The Pentagon is FDA’s Ally, Really!

In last week’s column (here), I explored some of the ways that the September CR process was likely to go sideways. 

My critique did not anticipate the emergence of a phenomenon that I have written about before: the role of the Pentagon as the (coincidental) ally of FDA and other discretionary domestic programs with expanding missions and responsibilities. 

As expected, House Speaker Johnson attempted to advance a CR this week that had two notable features: a 6-month CR and the SAVE Act (which is about eligibility to vote in federal elections and super-controversial). House Democrats hate both components, albeit for different reasons. However, the Speaker did not need them if he could keep his Republican caucus together. Specifically, he could lose up to four Republican votes and still prevail. 

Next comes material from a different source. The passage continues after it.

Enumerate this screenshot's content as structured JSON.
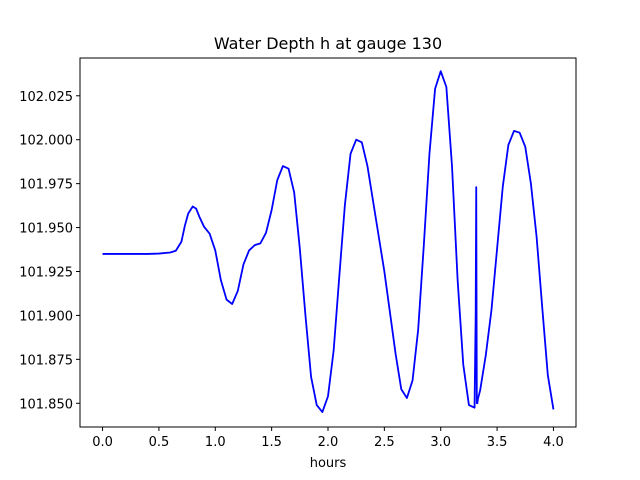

What tanked Johnson’s effort this week was not SAVE, but the 6-month duration of the CR. The Department of Defense (aka “The Generals”) went to leading Republican defense appropriators and made two points: a 6-month CR would cost the Pentagon about $6 billion and would limit its  ability to move forward on new programs and new investments. 

To be noted: the effect of a 6-month CR on FDA is roughly parallel: the agency will lose money and have limited ability to move forward on new programs and new investments, 

The duration of the CR is still undecided–and 6-months may still be in the House Republican CR. However, the longer timeframe is effectively dead because the Generals have surely delivered the same message to the Senate, which is even more receptive to protecting the military than the House.

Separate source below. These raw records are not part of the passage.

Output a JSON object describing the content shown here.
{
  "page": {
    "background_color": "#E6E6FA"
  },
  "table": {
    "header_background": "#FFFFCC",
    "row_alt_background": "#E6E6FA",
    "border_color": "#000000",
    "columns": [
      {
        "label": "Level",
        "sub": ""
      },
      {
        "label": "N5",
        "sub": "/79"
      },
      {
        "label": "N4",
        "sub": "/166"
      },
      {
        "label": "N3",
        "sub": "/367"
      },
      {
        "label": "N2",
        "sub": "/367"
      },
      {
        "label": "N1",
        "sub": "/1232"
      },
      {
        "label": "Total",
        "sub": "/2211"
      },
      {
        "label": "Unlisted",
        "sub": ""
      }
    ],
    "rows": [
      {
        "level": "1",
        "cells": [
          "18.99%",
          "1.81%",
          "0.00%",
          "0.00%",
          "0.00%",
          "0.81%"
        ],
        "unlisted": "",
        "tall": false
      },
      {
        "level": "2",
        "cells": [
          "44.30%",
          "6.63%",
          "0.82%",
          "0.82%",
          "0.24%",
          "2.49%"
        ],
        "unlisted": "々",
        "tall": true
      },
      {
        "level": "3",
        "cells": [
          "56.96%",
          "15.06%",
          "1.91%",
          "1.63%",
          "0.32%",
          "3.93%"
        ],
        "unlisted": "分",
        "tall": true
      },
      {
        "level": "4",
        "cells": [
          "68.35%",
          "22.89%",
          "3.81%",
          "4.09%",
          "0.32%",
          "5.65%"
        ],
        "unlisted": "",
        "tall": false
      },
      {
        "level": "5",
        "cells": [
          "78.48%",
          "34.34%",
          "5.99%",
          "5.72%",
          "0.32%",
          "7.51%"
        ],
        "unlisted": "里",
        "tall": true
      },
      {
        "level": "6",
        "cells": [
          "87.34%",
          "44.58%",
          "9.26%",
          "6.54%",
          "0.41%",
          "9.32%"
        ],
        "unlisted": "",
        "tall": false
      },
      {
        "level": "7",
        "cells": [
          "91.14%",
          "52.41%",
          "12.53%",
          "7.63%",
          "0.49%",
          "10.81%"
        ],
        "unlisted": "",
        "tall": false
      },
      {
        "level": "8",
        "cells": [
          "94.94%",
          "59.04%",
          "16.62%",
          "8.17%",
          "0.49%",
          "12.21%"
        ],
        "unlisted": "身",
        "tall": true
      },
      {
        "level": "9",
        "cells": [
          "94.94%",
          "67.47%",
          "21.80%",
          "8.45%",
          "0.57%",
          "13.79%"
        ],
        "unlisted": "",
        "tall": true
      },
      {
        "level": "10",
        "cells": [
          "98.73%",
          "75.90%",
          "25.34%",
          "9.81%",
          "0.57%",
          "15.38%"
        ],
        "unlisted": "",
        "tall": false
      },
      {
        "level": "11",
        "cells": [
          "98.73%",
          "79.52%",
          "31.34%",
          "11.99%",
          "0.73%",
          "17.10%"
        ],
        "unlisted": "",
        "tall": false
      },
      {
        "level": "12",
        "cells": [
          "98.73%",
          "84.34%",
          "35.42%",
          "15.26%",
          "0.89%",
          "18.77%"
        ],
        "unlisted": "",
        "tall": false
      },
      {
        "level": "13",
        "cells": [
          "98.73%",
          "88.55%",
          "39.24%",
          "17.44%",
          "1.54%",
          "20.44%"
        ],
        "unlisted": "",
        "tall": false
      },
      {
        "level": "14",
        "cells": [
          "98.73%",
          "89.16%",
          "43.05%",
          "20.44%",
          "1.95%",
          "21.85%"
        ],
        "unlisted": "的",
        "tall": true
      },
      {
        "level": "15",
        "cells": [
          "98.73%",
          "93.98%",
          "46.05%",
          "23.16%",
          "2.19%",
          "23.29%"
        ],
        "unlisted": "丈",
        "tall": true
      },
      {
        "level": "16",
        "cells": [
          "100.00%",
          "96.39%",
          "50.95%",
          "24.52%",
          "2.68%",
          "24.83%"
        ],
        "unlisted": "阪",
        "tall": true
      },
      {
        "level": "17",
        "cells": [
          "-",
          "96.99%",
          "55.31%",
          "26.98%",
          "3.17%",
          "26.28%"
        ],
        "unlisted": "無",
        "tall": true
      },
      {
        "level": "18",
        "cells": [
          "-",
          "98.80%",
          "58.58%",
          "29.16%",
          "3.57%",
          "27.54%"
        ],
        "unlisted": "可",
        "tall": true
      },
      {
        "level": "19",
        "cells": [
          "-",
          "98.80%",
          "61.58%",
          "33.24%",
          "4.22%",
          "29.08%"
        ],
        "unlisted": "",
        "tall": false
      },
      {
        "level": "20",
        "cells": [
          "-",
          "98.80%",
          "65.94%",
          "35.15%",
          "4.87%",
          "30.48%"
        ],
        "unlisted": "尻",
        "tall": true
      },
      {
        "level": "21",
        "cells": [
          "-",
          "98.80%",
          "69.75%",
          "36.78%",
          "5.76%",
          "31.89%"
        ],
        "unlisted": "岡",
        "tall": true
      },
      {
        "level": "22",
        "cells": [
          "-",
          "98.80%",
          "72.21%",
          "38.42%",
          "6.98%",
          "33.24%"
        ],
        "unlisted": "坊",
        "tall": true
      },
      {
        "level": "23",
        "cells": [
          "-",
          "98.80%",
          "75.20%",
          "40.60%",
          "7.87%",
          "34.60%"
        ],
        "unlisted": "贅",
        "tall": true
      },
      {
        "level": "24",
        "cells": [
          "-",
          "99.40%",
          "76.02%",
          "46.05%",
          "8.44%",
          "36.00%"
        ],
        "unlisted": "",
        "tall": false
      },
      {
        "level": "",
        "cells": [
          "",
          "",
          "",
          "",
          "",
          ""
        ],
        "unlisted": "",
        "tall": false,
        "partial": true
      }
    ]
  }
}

The shorter time frame is good for the FDA. Thank you, DOD.

More than just CR deadlines play a role and mirror DOD’s common cause with the FDA. The military is the paradigm for a federal agency whose responsibilities are myriad and growing and its work is vital to our nation’s well-being. Most Members of Congress respect that and are inclined to listen carefully and give the agency some leeway in their funding requests and their underlying analysis of military needs. 

In contrast, domestic discretionary programs are inching toward being treated as a commodity. In the current FY 25 bills, there are still agency-by-agency assessments of spending needs, but last year’s House Republican bills were built around across-the-board cuts in which individual agency needs were not considered. 

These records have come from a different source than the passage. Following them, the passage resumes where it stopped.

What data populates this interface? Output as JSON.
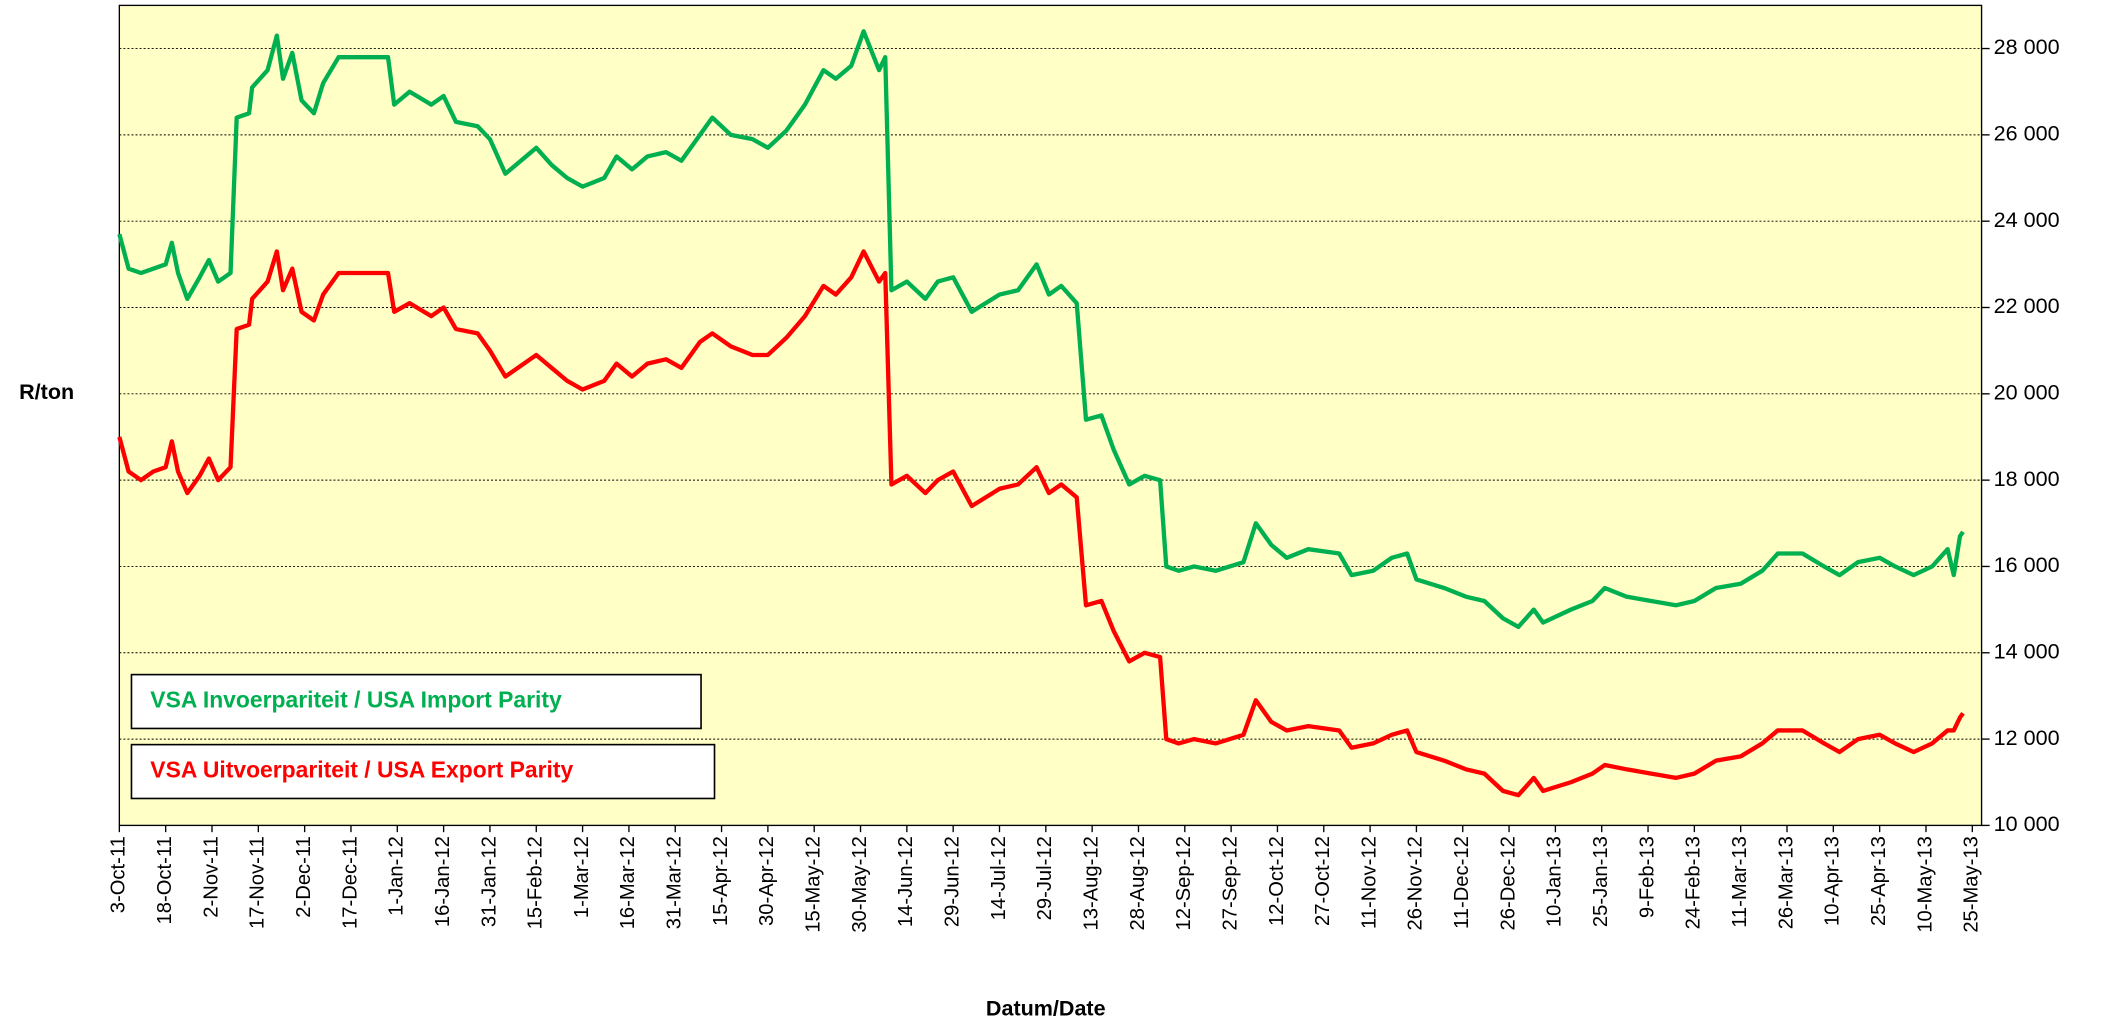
{
  "chart_data": {
    "type": "line",
    "x_label": "Datum/Date",
    "y_label": "R/ton",
    "xlim": [
      "2011-10-03",
      "2013-05-28"
    ],
    "xticks": [
      {
        "value": "2011-10-03",
        "label": "3-Oct-11"
      },
      {
        "value": "2011-10-18",
        "label": "18-Oct-11"
      },
      {
        "value": "2011-11-02",
        "label": "2-Nov-11"
      },
      {
        "value": "2011-11-17",
        "label": "17-Nov-11"
      },
      {
        "value": "2011-12-02",
        "label": "2-Dec-11"
      },
      {
        "value": "2011-12-17",
        "label": "17-Dec-11"
      },
      {
        "value": "2012-01-01",
        "label": "1-Jan-12"
      },
      {
        "value": "2012-01-16",
        "label": "16-Jan-12"
      },
      {
        "value": "2012-01-31",
        "label": "31-Jan-12"
      },
      {
        "value": "2012-02-15",
        "label": "15-Feb-12"
      },
      {
        "value": "2012-03-01",
        "label": "1-Mar-12"
      },
      {
        "value": "2012-03-16",
        "label": "16-Mar-12"
      },
      {
        "value": "2012-03-31",
        "label": "31-Mar-12"
      },
      {
        "value": "2012-04-15",
        "label": "15-Apr-12"
      },
      {
        "value": "2012-04-30",
        "label": "30-Apr-12"
      },
      {
        "value": "2012-05-15",
        "label": "15-May-12"
      },
      {
        "value": "2012-05-30",
        "label": "30-May-12"
      },
      {
        "value": "2012-06-14",
        "label": "14-Jun-12"
      },
      {
        "value": "2012-06-29",
        "label": "29-Jun-12"
      },
      {
        "value": "2012-07-14",
        "label": "14-Jul-12"
      },
      {
        "value": "2012-07-29",
        "label": "29-Jul-12"
      },
      {
        "value": "2012-08-13",
        "label": "13-Aug-12"
      },
      {
        "value": "2012-08-28",
        "label": "28-Aug-12"
      },
      {
        "value": "2012-09-12",
        "label": "12-Sep-12"
      },
      {
        "value": "2012-09-27",
        "label": "27-Sep-12"
      },
      {
        "value": "2012-10-12",
        "label": "12-Oct-12"
      },
      {
        "value": "2012-10-27",
        "label": "27-Oct-12"
      },
      {
        "value": "2012-11-11",
        "label": "11-Nov-12"
      },
      {
        "value": "2012-11-26",
        "label": "26-Nov-12"
      },
      {
        "value": "2012-12-11",
        "label": "11-Dec-12"
      },
      {
        "value": "2012-12-26",
        "label": "26-Dec-12"
      },
      {
        "value": "2013-01-10",
        "label": "10-Jan-13"
      },
      {
        "value": "2013-01-25",
        "label": "25-Jan-13"
      },
      {
        "value": "2013-02-09",
        "label": "9-Feb-13"
      },
      {
        "value": "2013-02-24",
        "label": "24-Feb-13"
      },
      {
        "value": "2013-03-11",
        "label": "11-Mar-13"
      },
      {
        "value": "2013-03-26",
        "label": "26-Mar-13"
      },
      {
        "value": "2013-04-10",
        "label": "10-Apr-13"
      },
      {
        "value": "2013-04-25",
        "label": "25-Apr-13"
      },
      {
        "value": "2013-05-10",
        "label": "10-May-13"
      },
      {
        "value": "2013-05-25",
        "label": "25-May-13"
      }
    ],
    "ylim": [
      10000,
      29000
    ],
    "yticks": [
      {
        "value": 10000,
        "label": "10 000"
      },
      {
        "value": 12000,
        "label": "12 000"
      },
      {
        "value": 14000,
        "label": "14 000"
      },
      {
        "value": 16000,
        "label": "16 000"
      },
      {
        "value": 18000,
        "label": "18 000"
      },
      {
        "value": 20000,
        "label": "20 000"
      },
      {
        "value": 22000,
        "label": "22 000"
      },
      {
        "value": 24000,
        "label": "24 000"
      },
      {
        "value": 26000,
        "label": "26 000"
      },
      {
        "value": 28000,
        "label": "28 000"
      }
    ],
    "y_axis_side": "right",
    "grid": true,
    "background": "#ffffc6",
    "legend": "lower left",
    "x": [
      "2011-10-03",
      "2011-10-06",
      "2011-10-10",
      "2011-10-14",
      "2011-10-18",
      "2011-10-20",
      "2011-10-22",
      "2011-10-25",
      "2011-10-29",
      "2011-11-01",
      "2011-11-04",
      "2011-11-08",
      "2011-11-10",
      "2011-11-14",
      "2011-11-15",
      "2011-11-20",
      "2011-11-23",
      "2011-11-25",
      "2011-11-28",
      "2011-12-01",
      "2011-12-05",
      "2011-12-08",
      "2011-12-13",
      "2011-12-29",
      "2011-12-31",
      "2012-01-05",
      "2012-01-12",
      "2012-01-16",
      "2012-01-20",
      "2012-01-27",
      "2012-01-31",
      "2012-02-05",
      "2012-02-15",
      "2012-02-20",
      "2012-02-25",
      "2012-03-01",
      "2012-03-08",
      "2012-03-12",
      "2012-03-17",
      "2012-03-22",
      "2012-03-28",
      "2012-04-02",
      "2012-04-08",
      "2012-04-12",
      "2012-04-18",
      "2012-04-25",
      "2012-04-30",
      "2012-05-06",
      "2012-05-12",
      "2012-05-18",
      "2012-05-22",
      "2012-05-27",
      "2012-05-31",
      "2012-06-05",
      "2012-06-07",
      "2012-06-09",
      "2012-06-14",
      "2012-06-20",
      "2012-06-24",
      "2012-06-29",
      "2012-07-05",
      "2012-07-14",
      "2012-07-20",
      "2012-07-26",
      "2012-07-30",
      "2012-08-03",
      "2012-08-08",
      "2012-08-11",
      "2012-08-16",
      "2012-08-20",
      "2012-08-25",
      "2012-08-30",
      "2012-09-04",
      "2012-09-06",
      "2012-09-10",
      "2012-09-15",
      "2012-09-22",
      "2012-10-01",
      "2012-10-05",
      "2012-10-10",
      "2012-10-15",
      "2012-10-22",
      "2012-11-01",
      "2012-11-05",
      "2012-11-12",
      "2012-11-18",
      "2012-11-23",
      "2012-11-26",
      "2012-12-05",
      "2012-12-12",
      "2012-12-18",
      "2012-12-24",
      "2012-12-29",
      "2013-01-03",
      "2013-01-06",
      "2013-01-15",
      "2013-01-22",
      "2013-01-26",
      "2013-02-02",
      "2013-02-10",
      "2013-02-18",
      "2013-02-24",
      "2013-03-03",
      "2013-03-11",
      "2013-03-18",
      "2013-03-23",
      "2013-03-31",
      "2013-04-07",
      "2013-04-12",
      "2013-04-18",
      "2013-04-25",
      "2013-04-30",
      "2013-05-06",
      "2013-05-12",
      "2013-05-17",
      "2013-05-19",
      "2013-05-21",
      "2013-05-22"
    ],
    "series": [
      {
        "name": "VSA Invoerpariteit / USA Import Parity",
        "color": "#00b050",
        "values": [
          23700,
          22900,
          22800,
          22900,
          23000,
          23500,
          22800,
          22200,
          22700,
          23100,
          22600,
          22800,
          26400,
          26500,
          27100,
          27500,
          28300,
          27300,
          27900,
          26800,
          26500,
          27200,
          27800,
          27800,
          26700,
          27000,
          26700,
          26900,
          26300,
          26200,
          25900,
          25100,
          25700,
          25300,
          25000,
          24800,
          25000,
          25500,
          25200,
          25500,
          25600,
          25400,
          26000,
          26400,
          26000,
          25900,
          25700,
          26100,
          26700,
          27500,
          27300,
          27600,
          28400,
          27500,
          27800,
          22400,
          22600,
          22200,
          22600,
          22700,
          21900,
          22300,
          22400,
          23000,
          22300,
          22500,
          22100,
          19400,
          19500,
          18700,
          17900,
          18100,
          18000,
          16000,
          15900,
          16000,
          15900,
          16100,
          17000,
          16500,
          16200,
          16400,
          16300,
          15800,
          15900,
          16200,
          16300,
          15700,
          15500,
          15300,
          15200,
          14800,
          14600,
          15000,
          14700,
          15000,
          15200,
          15500,
          15300,
          15200,
          15100,
          15200,
          15500,
          15600,
          15900,
          16300,
          16300,
          16000,
          15800,
          16100,
          16200,
          16000,
          15800,
          16000,
          16400,
          15800,
          16700,
          16800
        ]
      },
      {
        "name": "VSA Uitvoerpariteit / USA Export Parity",
        "color": "#ff0000",
        "values": [
          19000,
          18200,
          18000,
          18200,
          18300,
          18900,
          18200,
          17700,
          18100,
          18500,
          18000,
          18300,
          21500,
          21600,
          22200,
          22600,
          23300,
          22400,
          22900,
          21900,
          21700,
          22300,
          22800,
          22800,
          21900,
          22100,
          21800,
          22000,
          21500,
          21400,
          21000,
          20400,
          20900,
          20600,
          20300,
          20100,
          20300,
          20700,
          20400,
          20700,
          20800,
          20600,
          21200,
          21400,
          21100,
          20900,
          20900,
          21300,
          21800,
          22500,
          22300,
          22700,
          23300,
          22600,
          22800,
          17900,
          18100,
          17700,
          18000,
          18200,
          17400,
          17800,
          17900,
          18300,
          17700,
          17900,
          17600,
          15100,
          15200,
          14500,
          13800,
          14000,
          13900,
          12000,
          11900,
          12000,
          11900,
          12100,
          12900,
          12400,
          12200,
          12300,
          12200,
          11800,
          11900,
          12100,
          12200,
          11700,
          11500,
          11300,
          11200,
          10800,
          10700,
          11100,
          10800,
          11000,
          11200,
          11400,
          11300,
          11200,
          11100,
          11200,
          11500,
          11600,
          11900,
          12200,
          12200,
          11900,
          11700,
          12000,
          12100,
          11900,
          11700,
          11900,
          12200,
          12200,
          12500,
          12600
        ]
      }
    ]
  }
}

As we make the case that FDA’s mission and resource needs are exceptionally important and more pressing than many other federal responsibilities, it is the DOD’s status that FDA needs to aspire to. It is not such a big leap from protecting our nation against its physical enemies (people, weapons) to protecting the nation against acute and chronic disease and assuring a safe food supply. 

We eventually will get a relatively clean CR, but it is more likely to be a photo-finish than a kumbaya moment. Members of Congress will be desperate to go home to campaign long before the CR gets enacted. In the meantime, we are going to watch carefully and learn from the Generals.